World Environment Day is one of the most important days each year for positive environmental action. Celebrated worldwide on June 5, and run by the United Nations Environment Programme, the theme for 2021 is: Reimagine. Recreate. Restore.
At FAME, each of these important factors constantly influence the projects we undertake and the successes we see in protecting our natural environment for generations to come.
For World Environment Day 2021, we look at a few projects that speak to our commitment to this year’s themes and see how FAME’s projects represent each of the three concepts.
How can we change the way we see the planet’s ecosystems, both in their current form and in what they could be in the future?
Having believed in the vision from the outset, we have been supporting the devil project since its inception.
With FAME’s help, the Aussie Ark team successfully breed this apex predator in captivity. This has created an insurance population on the mainland, protected from the facial tumour disease impacting the species in their Tasmanian stronghold.
In the past few weeks, this work has borne unprecedented fruit, with Tasmanian Devils breeding on the mainland - in wild-like outdoor reserves - for the first time in some 3,000 years.

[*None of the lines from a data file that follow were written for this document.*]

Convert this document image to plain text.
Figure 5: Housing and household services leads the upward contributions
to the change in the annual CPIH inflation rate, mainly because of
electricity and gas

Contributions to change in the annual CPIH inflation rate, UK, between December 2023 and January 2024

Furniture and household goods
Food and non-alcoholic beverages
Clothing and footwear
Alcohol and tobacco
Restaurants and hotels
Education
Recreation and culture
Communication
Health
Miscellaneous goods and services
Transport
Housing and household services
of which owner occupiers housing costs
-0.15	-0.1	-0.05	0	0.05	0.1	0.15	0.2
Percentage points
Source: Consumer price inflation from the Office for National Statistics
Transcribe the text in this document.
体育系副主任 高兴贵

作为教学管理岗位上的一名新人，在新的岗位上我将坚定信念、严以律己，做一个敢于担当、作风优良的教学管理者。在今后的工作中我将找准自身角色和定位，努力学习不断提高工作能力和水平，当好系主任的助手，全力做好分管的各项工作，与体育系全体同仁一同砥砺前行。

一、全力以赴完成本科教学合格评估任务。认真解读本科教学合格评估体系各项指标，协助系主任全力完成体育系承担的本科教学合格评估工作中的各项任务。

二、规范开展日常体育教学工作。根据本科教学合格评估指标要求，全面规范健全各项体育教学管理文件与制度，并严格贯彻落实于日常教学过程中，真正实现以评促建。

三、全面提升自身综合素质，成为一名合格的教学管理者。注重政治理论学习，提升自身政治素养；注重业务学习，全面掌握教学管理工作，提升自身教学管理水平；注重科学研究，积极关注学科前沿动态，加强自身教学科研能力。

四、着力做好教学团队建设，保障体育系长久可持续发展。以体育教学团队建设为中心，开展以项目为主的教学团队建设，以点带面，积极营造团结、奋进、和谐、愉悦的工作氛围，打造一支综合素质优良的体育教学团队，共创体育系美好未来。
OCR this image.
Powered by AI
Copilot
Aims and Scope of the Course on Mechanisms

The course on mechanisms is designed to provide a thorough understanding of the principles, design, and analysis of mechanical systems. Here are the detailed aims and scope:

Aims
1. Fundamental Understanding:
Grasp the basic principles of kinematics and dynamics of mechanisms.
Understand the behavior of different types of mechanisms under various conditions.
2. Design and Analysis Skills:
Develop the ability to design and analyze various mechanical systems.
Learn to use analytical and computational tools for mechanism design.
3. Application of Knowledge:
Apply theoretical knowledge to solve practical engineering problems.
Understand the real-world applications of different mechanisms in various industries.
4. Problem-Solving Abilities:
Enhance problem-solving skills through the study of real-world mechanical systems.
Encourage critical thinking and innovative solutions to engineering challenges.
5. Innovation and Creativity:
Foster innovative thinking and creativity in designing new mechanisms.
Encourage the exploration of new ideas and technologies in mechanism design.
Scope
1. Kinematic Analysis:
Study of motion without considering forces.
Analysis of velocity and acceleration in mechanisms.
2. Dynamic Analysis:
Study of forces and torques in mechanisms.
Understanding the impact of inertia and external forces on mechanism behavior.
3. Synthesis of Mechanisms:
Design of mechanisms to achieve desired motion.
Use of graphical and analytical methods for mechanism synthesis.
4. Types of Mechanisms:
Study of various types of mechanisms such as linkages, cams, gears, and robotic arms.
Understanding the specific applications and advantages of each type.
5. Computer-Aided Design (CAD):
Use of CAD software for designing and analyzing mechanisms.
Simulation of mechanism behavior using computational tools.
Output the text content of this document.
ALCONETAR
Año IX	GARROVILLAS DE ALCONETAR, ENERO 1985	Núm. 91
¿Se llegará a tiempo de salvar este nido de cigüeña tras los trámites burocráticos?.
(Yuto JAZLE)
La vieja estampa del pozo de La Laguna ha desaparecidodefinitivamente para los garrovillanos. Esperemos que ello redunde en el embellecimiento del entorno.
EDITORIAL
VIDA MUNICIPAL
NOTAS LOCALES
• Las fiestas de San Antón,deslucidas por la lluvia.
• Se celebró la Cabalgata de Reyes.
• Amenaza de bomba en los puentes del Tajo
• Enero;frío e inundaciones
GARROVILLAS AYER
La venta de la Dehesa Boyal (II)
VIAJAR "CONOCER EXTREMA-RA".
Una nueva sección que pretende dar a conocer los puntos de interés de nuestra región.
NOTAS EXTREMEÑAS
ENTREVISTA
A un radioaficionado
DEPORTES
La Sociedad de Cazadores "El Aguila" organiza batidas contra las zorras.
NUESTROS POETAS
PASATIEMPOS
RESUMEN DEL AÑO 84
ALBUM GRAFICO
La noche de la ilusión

A species that at one point seemed destined to disappear has had its future reimagined, and with it comes renewed hope of its longevity in the Australian landscape.
With the devastation we are witnessing across the world’s ecosystems, how can we recreate the vital connections that used to be present – both those between different niches, and between humans and the environment?
FAME recently announced a new phase to our work in South Australia’s northern ranges, and through this we plan to recreate important predator-prey relationships, but also to form a bond between the public and the amazing natural world.
With the work in the Ikara-Flinders Ranges National Park already one of the most successful predator reintroductions globally, our commitment to reintroducing the Western Quoll/Idnya will be expanded into the Vulkathunha-Gammon Ranges.
And this time, another native predator will be joining them: the Red-Tailed Phascogale/Kenngoor.
These two species will fill a niche left vacant in the region since their local extinction decades ago, and will recreate an important element in the web of ecosystem functions present there.
How can we restore Earth’s diminished systems, to build on the work of recreating past connections?
Today marks the beginning of the UN Decade on Ecosystem Restoration, and FAME is proud to support a number of projects that focus on this critical task.
On Kangaroo Island, hit hard by last summer’s devastating bushfires, we are working with KI Land for Wildlife to restore decimated habitat - home to the Kangaroo Island Dunnart and many other endangered animals and plants. Together, we are revegetating burnt habitat.
On Lord Howe Island, we are helping to restore ecosystems ruined by decades of damage caused by invasive species. Through implementing strict biosecurity, supporting the use of conservation dogs to ensure rodents don’t return, and continuing the LHI Weed Eradication Programme, the unique island habitats are on the path to restoration.
In Far North Queensland, we worked with Reforest Now to revegetate large areas of cleared land. The benefits of this were highlighted recently with the return to the region of the endangered Southern Cassowary, and this dense revegetation will play an important role moving forward in natural carbon capture and storage and to support a wide range of species.
MAKING A DIFFERENCE, TOGETHER
The Foundation’s work is made possible through the generous support of our community, and we have confidence that, working together, we can reimagine, recreate and restore our Earth.